Designed in Germany, the first-generation Ford Granada makes a great starter classic...

In the 1970s, when CAR could list the entire South African car market on just one page, Ford Motor Company had a formidable range of vehicles: Escort, Cortina, Capri, Granada and Fairlane. These were joined by a number of Perana models, tuned by Basil Green Motors. Unlike today’s extensive model ranges that resemble each other as well as those of their competitors, each Ford had very different styling.


Although there was a 2,5-litre V6 in the line-up, CAR didn't ever assess one. We tested a pair of 2,0-litre models, 12 with 3,0-litre V6s and the very first prototype Granada V8 developed for Ford by Basil Green with a 5,0-litre Mustang engine under the bonnet.

Power steering was optional and the suspension used independent coil springs front and rear for a cosseting ride. Boot capacity for many of these classic cars was usually way larger than the ones we are supplied with today; the Granada’s was measured at 425 litres.

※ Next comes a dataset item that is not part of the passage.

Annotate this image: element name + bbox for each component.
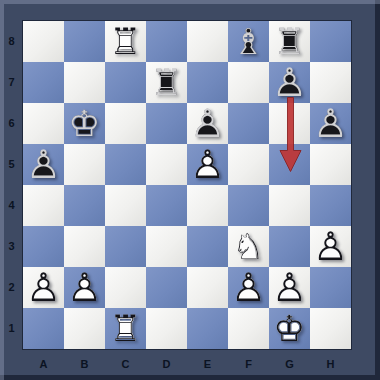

The 3,0-litre powertrains were known as “Essex engines” because the main factory was located in Dagenham, Essex. They were also built locally. The 2,5-litre was known as the “Cologne engine” because of its wide use in Germany (first in Taunus and 20M models) as well as the rest of Europe.

The 2,0-, 2,5- and 3,0-litre units were all fed by a dual-barrel Weber and the V8 was fed from a four-barrel Holley. Power outputs for the 2,5-, 3,0- and 5,0-litre engines were 88 kW, 102 kW and 161 kW, respectively. With the second generation, a 2,0-litre was introduced with 73 kW.

The V6 engines were steadily improved over the years to reduce oil consumption and leaks, while the fibre camshaft gear was switched to a much more robust cast-iron unit. At the end of 1974, a C3 auto transmission replaced the previous C2. Both had just three forward ratios.

Which one to get

The Coupé would be the first choice and a 3,0-litre engine is better than a 2,0-litre. A 2,5 V6 would make for a special classic but engine parts might be rarer and pricier.

What to watch out for

The V6 engines need some care, so check for signs of smoke and perform a compression test before you assume all is well. The pressure should be 1 100 kPa for both the 1,5- and 3,0-litre. The 2,0-litre has a slightly higher compression ratio and its reading should be 1 100 to 1 200 kPa. Check for oil leaks and propshaft vibrations due to play in the centre bearing and universal joints. Ensure the carburettors are properly tuned to confine fuel consumption.

The V6 engines were so popular that parts are readily available and inexpensive.

Availability and prices

Being a larger, more expensive car, you would expect lower sales numbers. But back in the 1970s, larger cars were all the rage and the sales were surprisingly healthy. In fact, more than 7 000 units were retailed in 1973 and ‘74, after which numbers began to decline. The 2,5 V6 was sold from 1973 to ‘75, the 3,0 V6 from 1972 to ‘82 and the 2,0-litre four-cylinder from 1978 to ‘80.